Wayne Kerr

Personal information
- Born: 18 March 1984 (age 42) Dublin, Ireland
- Height: 5 ft 11 in (1.80 m)
- Weight: 16 st 8 lb (105 kg)

Playing information

Rugby league
- Position: Prop
Club
| Years | Team | Pld | T | G | FG | P |
| 2008 | London Skolars | 5 | 10 | 0 | 0 | 40 |
| 2009–10 | Oldham R.L.F.C. | 51 | 10 | 0 | 0 | 40 |
|  | Carlow Crusaders |  |  |  |  |  |
|  | Longhorns RL |  |  |  |  |  |
| 2021 | Athboy Fighting Irish |  |  |  |  |  |
|  | Total | 56 | 20 | 0 | 0 | 80 |
Representative
| Years | Team | Pld | T | G | FG | P |
| 2006–16 | Ireland | 17 | 0 | 0 | 0 | 0 |

Rugby union
- Position: Blindside Flanker
Club
| Years | Team | Pld | T | G | FG | P |
|  | Cill Dara RFC |  |  |  |  |  |
- As of 3 February 2021

= Wayne Kerr =

Former Ireland international rugby league footballer

Wayne Kerr (born 14 March 1985) is an Irish professional rugby league footballer who played for Oldham in the Championship One.
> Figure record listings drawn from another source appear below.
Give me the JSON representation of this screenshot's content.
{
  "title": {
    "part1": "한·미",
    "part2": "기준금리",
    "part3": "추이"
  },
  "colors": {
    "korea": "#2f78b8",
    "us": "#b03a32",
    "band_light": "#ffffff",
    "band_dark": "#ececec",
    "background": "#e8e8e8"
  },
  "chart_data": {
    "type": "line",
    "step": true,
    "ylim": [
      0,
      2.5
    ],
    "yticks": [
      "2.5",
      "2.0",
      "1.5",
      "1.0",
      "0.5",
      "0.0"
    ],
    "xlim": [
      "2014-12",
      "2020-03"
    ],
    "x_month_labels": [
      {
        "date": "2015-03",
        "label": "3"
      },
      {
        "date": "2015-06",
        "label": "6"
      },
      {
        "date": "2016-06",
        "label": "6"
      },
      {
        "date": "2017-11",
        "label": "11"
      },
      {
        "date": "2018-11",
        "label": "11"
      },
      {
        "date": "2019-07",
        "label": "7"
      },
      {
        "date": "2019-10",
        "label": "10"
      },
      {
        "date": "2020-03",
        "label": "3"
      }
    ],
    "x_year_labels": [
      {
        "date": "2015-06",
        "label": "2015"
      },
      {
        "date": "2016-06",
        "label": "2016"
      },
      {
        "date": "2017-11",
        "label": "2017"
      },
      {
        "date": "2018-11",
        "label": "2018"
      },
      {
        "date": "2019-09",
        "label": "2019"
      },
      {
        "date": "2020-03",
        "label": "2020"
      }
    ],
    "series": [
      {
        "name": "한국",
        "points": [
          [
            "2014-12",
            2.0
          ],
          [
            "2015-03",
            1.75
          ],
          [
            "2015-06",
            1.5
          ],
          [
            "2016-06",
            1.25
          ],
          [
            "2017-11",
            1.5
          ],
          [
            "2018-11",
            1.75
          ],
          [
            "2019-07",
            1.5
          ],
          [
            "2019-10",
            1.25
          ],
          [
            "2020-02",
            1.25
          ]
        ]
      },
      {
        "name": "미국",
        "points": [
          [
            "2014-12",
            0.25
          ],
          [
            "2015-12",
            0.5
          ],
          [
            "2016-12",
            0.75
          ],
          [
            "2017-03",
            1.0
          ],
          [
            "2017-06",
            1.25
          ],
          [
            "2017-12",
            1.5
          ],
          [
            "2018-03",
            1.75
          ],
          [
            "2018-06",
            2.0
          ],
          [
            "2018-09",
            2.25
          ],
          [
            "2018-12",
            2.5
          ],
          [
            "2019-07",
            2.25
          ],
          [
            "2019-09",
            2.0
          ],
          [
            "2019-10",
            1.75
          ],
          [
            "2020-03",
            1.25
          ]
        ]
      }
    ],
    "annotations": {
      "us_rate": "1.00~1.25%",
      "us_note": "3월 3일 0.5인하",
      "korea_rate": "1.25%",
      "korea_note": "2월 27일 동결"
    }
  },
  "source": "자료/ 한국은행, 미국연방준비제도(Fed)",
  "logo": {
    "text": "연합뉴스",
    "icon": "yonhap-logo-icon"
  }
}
He is an Ireland international. He has previously played for London Skolars and Carlow Crusaders.

==Background==
Kerr was born in Dublin, Ireland. Nicknamed "Slasher" on account of his aggressive and athletic playing style. He grew up in County Kildare.

==Playing career==
He was a member of the Ireland squad for the 2008 Rugby League World Cup, and went on to make one appearance in the tournament.

He now plays Rugby Union with Cill Dara RFC. He plays blindside flanker (number 6).

In 2016, he was called up to the Ireland squad for the 2017 Rugby League World Cup European Pool B qualifiers.